Dollar index loses land as uncertainty about Trump’s tariff policy persists

  • The US dollar index pauses in the early European session on Thursday.
  • Uncertainty about tariffs is increasing costs in the US, according to the beige book of the Fed.
  • Business activity in the US was slowed to a minimum of 16 months in April.

The US dollar index (DXY), an index of the value of the US dollar (USD) measured in front of a basket of six world currencies, slides to about 99.60 on Thursday in the midst of mitigated concerns about possible tariff threats by US President Donald Trump.

The companies that face the early stages of Trump’s tariffs are looking for ways to transfer increasing costs to consumers, according to the Beige Book Report of the Federal Reserve (Fed) on Wednesday. Companies reported having received alerts from suppliers about price increase, and sought ways not to absorb increases, while noting uncertainty about the ability to transfer them to customers. The uncertain economic perspective of the US caused by Trump’s tariff threats could weigh on the USD in front of its rivals in the short term.

The US Treasury Secretary, Scott Besent, said Tuesday that the current tariff confrontation against China is unsustainable, and awaits a “unfaired” in the commercial war between the two largest economies in the world in the near future. However, the Trump administration pointed out of Wednesday that the US will establish tariffs for China in the next two to three weeks, and depends on China how soon the tariffs can be reduced. Investors will closely follow developments around commercial conversations between the US and China. Any sign of a new climbing could contribute to the decline of the USD.

The data published on Wednesday revealed that the Flash compound production index of the US USA, which tracks the manufacturing and services sectors, was reduced to 51.2 in April compared to 53.3 above. This figure registered the lowest level since December 2023.

Meanwhile, the manufacturing PMI rose to 50.7 in April from the previous reading of 50.2, better than the estimate of 49.4. The PMI of services decreased to 51.4 in April from 54.4 in March, below the 52.8 market consensus.

On the other hand, the hard line comments of the FED officials could help limit the losses of the USD. The president of the Fed, Jerome Powell, said last week that the US Central Bank was in no hurry to move interest rates, but warned that Trump’s tariff policies ran the risk of removing inflation and use of Fed’s objectives.

US dollar FAQS


The US dollar (USD) is the official currency of the United States of America, and the “de facto” currency of a significant number of other countries where it is in circulation along with local tickets. According to data from 2022, it is the most negotiated currency in the world, with more than 88% of all global currency change operations, which is equivalent to an average of 6.6 billion dollars in daily transactions. After World War II, the USD took over the pound sterling as a world reserve currency.


The most important individual factor that influences the value of the US dollar is monetary policy, which is determined by the Federal Reserve (FED). The Fed has two mandates: to achieve price stability (control inflation) and promote full employment. Its main tool to achieve these two objectives is to adjust interest rates. When prices rise too quickly and inflation exceeds the 2% objective set by the Fed, it rises the types, which favors the price of the dollar. When inflation falls below 2% or the unemployment rate is too high, the Fed can lower interest rates, which weighs on the dollar.
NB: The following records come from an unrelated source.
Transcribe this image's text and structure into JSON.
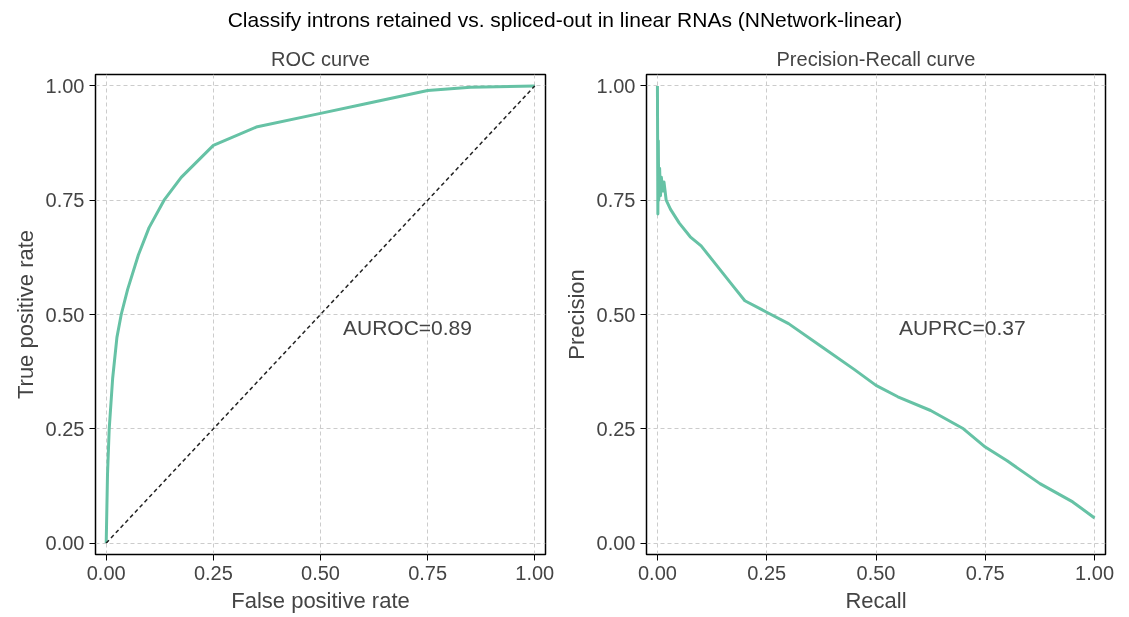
{
  "chart_data": [
    {
      "type": "line",
      "subtitle": "Classify introns retained vs. spliced-out in linear RNAs (NNetwork-linear)",
      "title": "ROC curve",
      "xlabel": "False positive rate",
      "ylabel": "True positive rate",
      "annotations": [
        "AUROC=0.89"
      ],
      "grid": true,
      "marker": "none",
      "xlim": [
        -0.025,
        1.025
      ],
      "ylim": [
        -0.025,
        1.025
      ],
      "xticks": [
        {
          "value": 0,
          "label": "0.00"
        },
        {
          "value": 0.25,
          "label": "0.25"
        },
        {
          "value": 0.5,
          "label": "0.50"
        },
        {
          "value": 0.75,
          "label": "0.75"
        },
        {
          "value": 1,
          "label": "1.00"
        }
      ],
      "yticks": [
        {
          "value": 0,
          "label": "0.00"
        },
        {
          "value": 0.25,
          "label": "0.25"
        },
        {
          "value": 0.5,
          "label": "0.50"
        },
        {
          "value": 0.75,
          "label": "0.75"
        },
        {
          "value": 1,
          "label": "1.00"
        }
      ],
      "series": [
        {
          "color": "#66c2a5",
          "line_style": "solid",
          "x": [
            0,
            0.003,
            0.007,
            0.015,
            0.025,
            0.035,
            0.05,
            0.075,
            0.1,
            0.135,
            0.175,
            0.25,
            0.35,
            0.5,
            0.6,
            0.75,
            0.85,
            1
          ],
          "values": [
            0,
            0.15,
            0.25,
            0.36,
            0.45,
            0.5,
            0.555,
            0.63,
            0.69,
            0.75,
            0.8,
            0.87,
            0.91,
            0.94,
            0.96,
            0.99,
            0.997,
            1
          ]
        },
        {
          "color": "#222222",
          "line_style": "dashed",
          "x": [
            0,
            1
          ],
          "values": [
            0,
            1
          ]
        }
      ]
    },
    {
      "type": "line",
      "title": "Precision-Recall curve",
      "xlabel": "Recall",
      "ylabel": "Precision",
      "annotations": [
        "AUPRC=0.37"
      ],
      "grid": true,
      "marker": "none",
      "xlim": [
        -0.025,
        1.025
      ],
      "ylim": [
        -0.025,
        1.025
      ],
      "xticks": [
        {
          "value": 0,
          "label": "0.00"
        },
        {
          "value": 0.25,
          "label": "0.25"
        },
        {
          "value": 0.5,
          "label": "0.50"
        },
        {
          "value": 0.75,
          "label": "0.75"
        },
        {
          "value": 1,
          "label": "1.00"
        }
      ],
      "yticks": [
        {
          "value": 0,
          "label": "0.00"
        },
        {
          "value": 0.25,
          "label": "0.25"
        },
        {
          "value": 0.5,
          "label": "0.50"
        },
        {
          "value": 0.75,
          "label": "0.75"
        },
        {
          "value": 1,
          "label": "1.00"
        }
      ],
      "series": [
        {
          "color": "#66c2a5",
          "line_style": "solid",
          "x": [
            0,
            0.001,
            0.002,
            0.003,
            0.005,
            0.007,
            0.009,
            0.012,
            0.015,
            0.02,
            0.03,
            0.05,
            0.075,
            0.1,
            0.125,
            0.15,
            0.175,
            0.2,
            0.25,
            0.3,
            0.375,
            0.45,
            0.5,
            0.55,
            0.625,
            0.7,
            0.75,
            0.8,
            0.875,
            0.95,
            1
          ],
          "values": [
            1.0,
            0.72,
            0.88,
            0.75,
            0.82,
            0.76,
            0.8,
            0.77,
            0.79,
            0.75,
            0.73,
            0.7,
            0.67,
            0.65,
            0.62,
            0.59,
            0.56,
            0.53,
            0.505,
            0.48,
            0.43,
            0.38,
            0.345,
            0.32,
            0.29,
            0.25,
            0.21,
            0.18,
            0.13,
            0.09,
            0.055
          ]
        }
      ]
    }
  ]
}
In extreme situations, the Federal Reserve can also print more dollars and promulgate quantitative flexibility (QE). The QE is the process by which the Fed substantially increases the flow of credit in a stuck financial system. It is an unconventional policy measure that is used when the credit has been exhausted because banks do not lend each other (for fear of the default of the counterparts). It is the last resort when it is unlikely that a simple decrease in interest rates will achieve the necessary result. It was the weapon chosen by the Fed to combat the contraction of the credit that occurred during the great financial crisis of 2008. It is that the Fed prints more dollars and uses them to buy bonds of the US government, mainly of financial institutions. Which usually leads to a weakening of the US dollar.


The quantitative hardening (QT) is the reverse process for which the Federal Reserve stops buying bonds from financial institutions and does not reinvote the capital of the wallet values ​​that overcome in new purchases. It is usually positive for the US dollar.